There will be no big change in overall product or business strategy for MapR under Mills, says Schroeder, who looks to maintain his role in shaping the future of the company, if not being the top executive to actually implement it.

“We’ll continue to do about half our engineering in open source and about half in our own proprietary technology,” Schroeder says. “That allows us to have a highly differentiated product and have a high value to our customers…The vision has always been to be this converged platform, but have a strong presence in open source technologies like Hadoop and Spark, and now going forward, Mesosphere, Docker, and container-based technology.”

Mills agrees that this strategy makes sense. “John got it right,” he says. “I think 100% open source is a bit of a hill to try and drive sustained growth. And I think what we’ve seen thus far in the market is indicative of that.  At the same time, when you sit here and say, ‘We’re going to start a company, I think this is how you do it with an open source component of which you then build your IP around…’ I think he got it right, and I think it resonates with our customers.”

JohnSchroeder

John Schroeder is the new executive chairman for MapR, as well as its chairman of the board.

Handing day-to-day duties to Mills will also free Schroder to work with the investor relations folks in preparation for a long-planned initial public offering (IPO). Only after the internal controls are in place and the company has a clear path to profitability will MapR declare it’s ready for an IPO. That could happen during the fourth quarter of 2016, but it’s more likely to happen in the first half of 2017, he says.

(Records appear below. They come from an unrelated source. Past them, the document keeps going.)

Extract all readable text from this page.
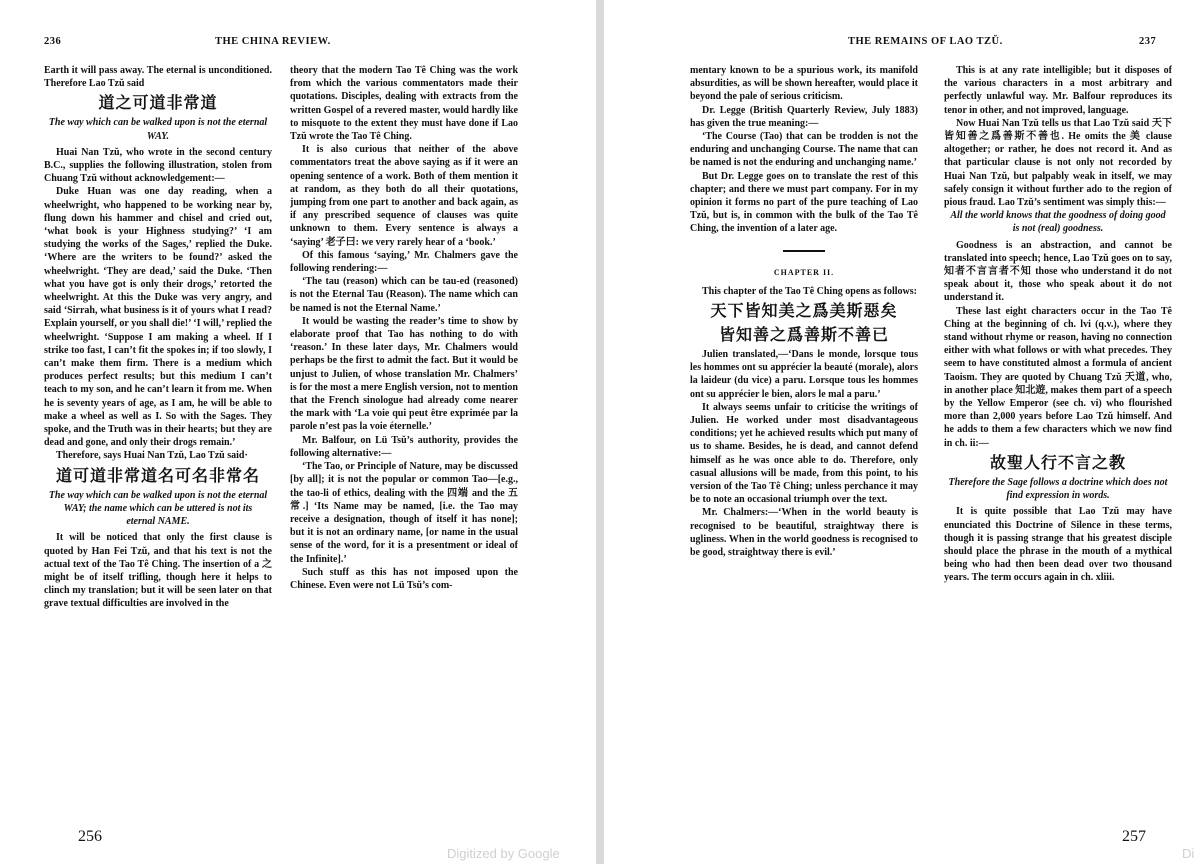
236	THE CHINA REVIEW.

Earth it will pass away. The eternal is unconditioned. Therefore Lao Tzŭ said

道之可道非常道

The way which can be walked upon is not the eternal WAY.

Huai Nan Tzŭ, who wrote in the second century B.C., supplies the following illustration, stolen from Chuang Tzŭ without acknowledgement:—

Duke Huan was one day reading, when a wheelwright, who happened to be working near by, flung down his hammer and chisel and cried out, ‘what book is your Highness studying?’ ‘I am studying the works of the Sages,’ replied the Duke. ‘Where are the writers to be found?’ asked the wheelwright. ‘They are dead,’ said the Duke. ‘Then what you have got is only their drogs,’ retorted the wheelwright. At this the Duke was very angry, and said ‘Sirrah, what business is it of yours what I read? Explain yourself, or you shall die!’ ‘I will,’ replied the wheelwright. ‘Suppose I am making a wheel. If I strike too fast, I can’t fit the spokes in; if too slowly, I can’t make them firm. There is a medium which produces perfect results; but this medium I can’t teach to my son, and he can’t learn it from me. When he is seventy years of age, as I am, he will be able to make a wheel as well as I. So with the Sages. They spoke, and the Truth was in their hearts; but they are dead and gone, and only their drogs remain.’

Therefore, says Huai Nan Tzŭ, Lao Tzŭ said·

道可道非常道名可名非常名

The way which can be walked upon is not the eternal WAY; the name which can be uttered is not its eternal NAME.

It will be noticed that only the first clause is quoted by Han Fei Tzŭ, and that his text is not the actual text of the Tao Tê Ching. The insertion of a 之 might be of itself trifling, though here it helps to clinch my translation; but it will be seen later on that grave textual difficulties are involved in the

theory that the modern Tao Tê Ching was the work from which the various commentators made their quotations. Disciples, dealing with extracts from the written Gospel of a revered master, would hardly like to misquote to the extent they must have done if Lao Tzŭ wrote the Tao Tê Ching.

It is also curious that neither of the above commentators treat the above saying as if it were an opening sentence of a work. Both of them mention it at random, as they both do all their quotations, jumping from one part to another and back again, as if any prescribed sequence of clauses was quite unknown to them. Every sentence is always a ‘saying’ 老子曰: we very rarely hear of a ‘book.’

Of this famous ‘saying,’ Mr. Chalmers gave the following rendering:—

‘The tau (reason) which can be tau-ed (reasoned) is not the Eternal Tau (Reason). The name which can be named is not the Eternal Name.’

It would be wasting the reader’s time to show by elaborate proof that Tao has nothing to do with ‘reason.’ In these later days, Mr. Chalmers would perhaps be the first to admit the fact. But it would be unjust to Julien, of whose translation Mr. Chalmers’ is for the most a mere English version, not to mention that the French sinologue had already come nearer the mark with ‘La voie qui peut être exprimée par la parole n’est pas la voie éternelle.’

Mr. Balfour, on Lü Tsŭ’s authority, provides the following alternative:—

‘The Tao, or Principle of Nature, may be discussed [by all]; it is not the popular or common Tao—[e.g., the tao-li of ethics, dealing with the 四端 and the 五常.] ‘Its Name may be named, [i.e. the Tao may receive a designation, though of itself it has none]; but it is not an ordinary name, [or name in the usual sense of the word, for it is a presentment or ideal of the Infinite].’

Such stuff as this has not imposed upon the Chinese. Even were not Lü Tsŭ’s com-

256
Digitized by Google
THE REMAINS OF LAO TZŬ.	237

mentary known to be a spurious work, its manifold absurdities, as will be shown hereafter, would place it beyond the pale of serious criticism.

Dr. Legge (British Quarterly Review, July 1883) has given the true meaning:—

‘The Course (Tao) that can be trodden is not the enduring and unchanging Course. The name that can be named is not the enduring and unchanging name.’

But Dr. Legge goes on to translate the rest of this chapter; and there we must part company. For in my opinion it forms no part of the pure teaching of Lao Tzŭ, but is, in common with the bulk of the Tao Tê Ching, the invention of a later age.

CHAPTER II.

This chapter of the Tao Tê Ching opens as follows:

天下皆知美之爲美斯惡矣

皆知善之爲善斯不善已

Julien translated,—‘Dans le monde, lorsque tous les hommes ont su apprécier la beauté (morale), alors la laideur (du vice) a paru. Lorsque tous les hommes ont su apprécier le bien, alors le mal a paru.’

It always seems unfair to criticise the writings of Julien. He worked under most disadvantageous conditions; yet he achieved results which put many of us to shame. Besides, he is dead, and cannot defend himself as he was once able to do. Therefore, only casual allusions will be made, from this point, to his version of the Tao Tê Ching; unless perchance it may be to note an occasional triumph over the text.

Mr. Chalmers:—‘When in the world beauty is recognised to be beautiful, straightway there is ugliness. When in the world goodness is recognised to be good, straightway there is evil.’

This is at any rate intelligible; but it disposes of the various characters in a most arbitrary and perfectly unlawful way. Mr. Balfour reproduces its tenor in other, and not improved, language.

Now Huai Nan Tzŭ tells us that Lao Tzŭ said 天下皆知善之爲善斯不善也. He omits the 美 clause altogether; or rather, he does not record it. And as that particular clause is not only not recorded by Huai Nan Tzŭ, but palpably weak in itself, we may safely consign it without further ado to the region of pious fraud. Lao Tzŭ’s sentiment was simply this:—

All the world knows that the goodness of doing good is not (real) goodness.

Goodness is an abstraction, and cannot be translated into speech; hence, Lao Tzŭ goes on to say, 知者不言言者不知 those who understand it do not speak about it, those who speak about it do not understand it.

These last eight characters occur in the Tao Tê Ching at the beginning of ch. lvi (q.v.), where they stand without rhyme or reason, having no connection either with what follows or with what precedes. They seem to have constituted almost a formula of ancient Taoism. They are quoted by Chuang Tzŭ 天道, who, in another place 知北遊, makes them part of a speech by the Yellow Emperor (see ch. vi) who flourished more than 2,000 years before Lao Tzŭ himself. And he adds to them a few characters which we now find in ch. ii:—

故聖人行不言之教

Therefore the Sage follows a doctrine which does not find expression in words.

It is quite possible that Lao Tzŭ may have enunciated this Doctrine of Silence in these terms, though it is passing strange that his greatest disciple should place the phrase in the mouth of a mythical being who had then been dead over two thousand years. The term occurs again in ch. xliii.

257
Di
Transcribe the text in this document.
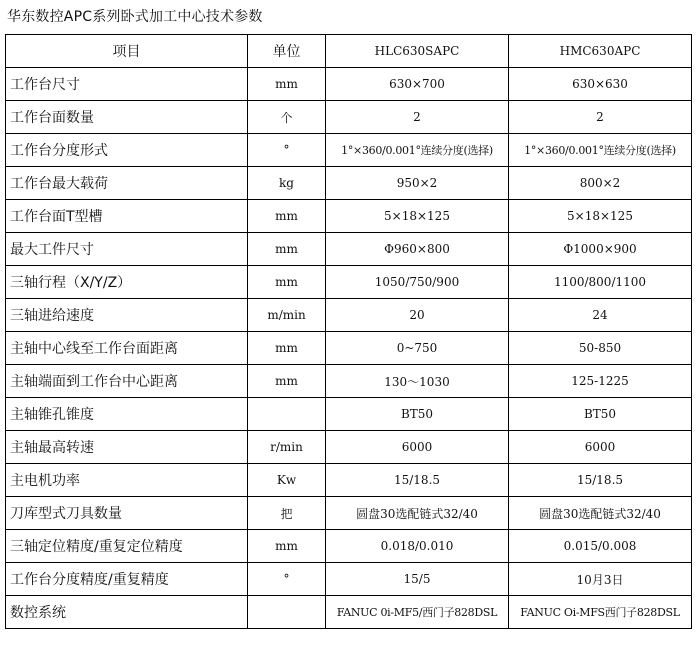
华东数控APC系列卧式加工中心技术参数
项目	单位	HLC630SAPC	HMC630APC
工作台尺寸	mm	630×700	630×630
工作台面数量	个	2	2
工作台分度形式	°	1°×360/0.001°连续分度(选择)	1°×360/0.001°连续分度(选择)
工作台最大载荷	kg	950×2	800×2
工作台面T型槽	mm	5×18×125	5×18×125
最大工件尺寸	mm	Φ960×800	Φ1000×900
三轴行程（X/Y/Z）	mm	1050/750/900	1100/800/1100
三轴进给速度	m/min	20	24
主轴中心线至工作台面距离	mm	0~750	50-850
主轴端面到工作台中心距离	mm	130～1030	125-1225
主轴锥孔锥度		BT50	BT50
主轴最高转速	r/min	6000	6000
主电机功率	Kw	15/18.5	15/18.5
刀库型式刀具数量	把	圆盘30选配链式32/40	圆盘30选配链式32/40
三轴定位精度/重复定位精度	mm	0.018/0.010	0.015/0.008
工作台分度精度/重复精度	°	15/5	10月3日
数控系统		FANUC 0i-MF5/西门子828DSL	FANUC Oi-MFS西门子828DSL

“We’ve set a pretty high bar for ourselves with regards to the checklist,” Schroeder says. “I’m always very careful to say we will not to commit to a date for an IPO…. By the time we IPO, we want to be one or two quarters from being cash-flow positive.”

Taking the helm of a soon-to-be publicly traded technology firm is a role Mills says he’s  ready for. “It can be a little nerve wracking, because you have huge responsibility, not only to guys like John but you’ve got a bunch of employees who have been here five, six, seven years,. so yeah I take it very seriously,” he says. “But at the same time I’m hugely excited and grateful about the opportunity. I think it’s the right thing for the company and I think we’ll really accelerate and take the company to the next level.”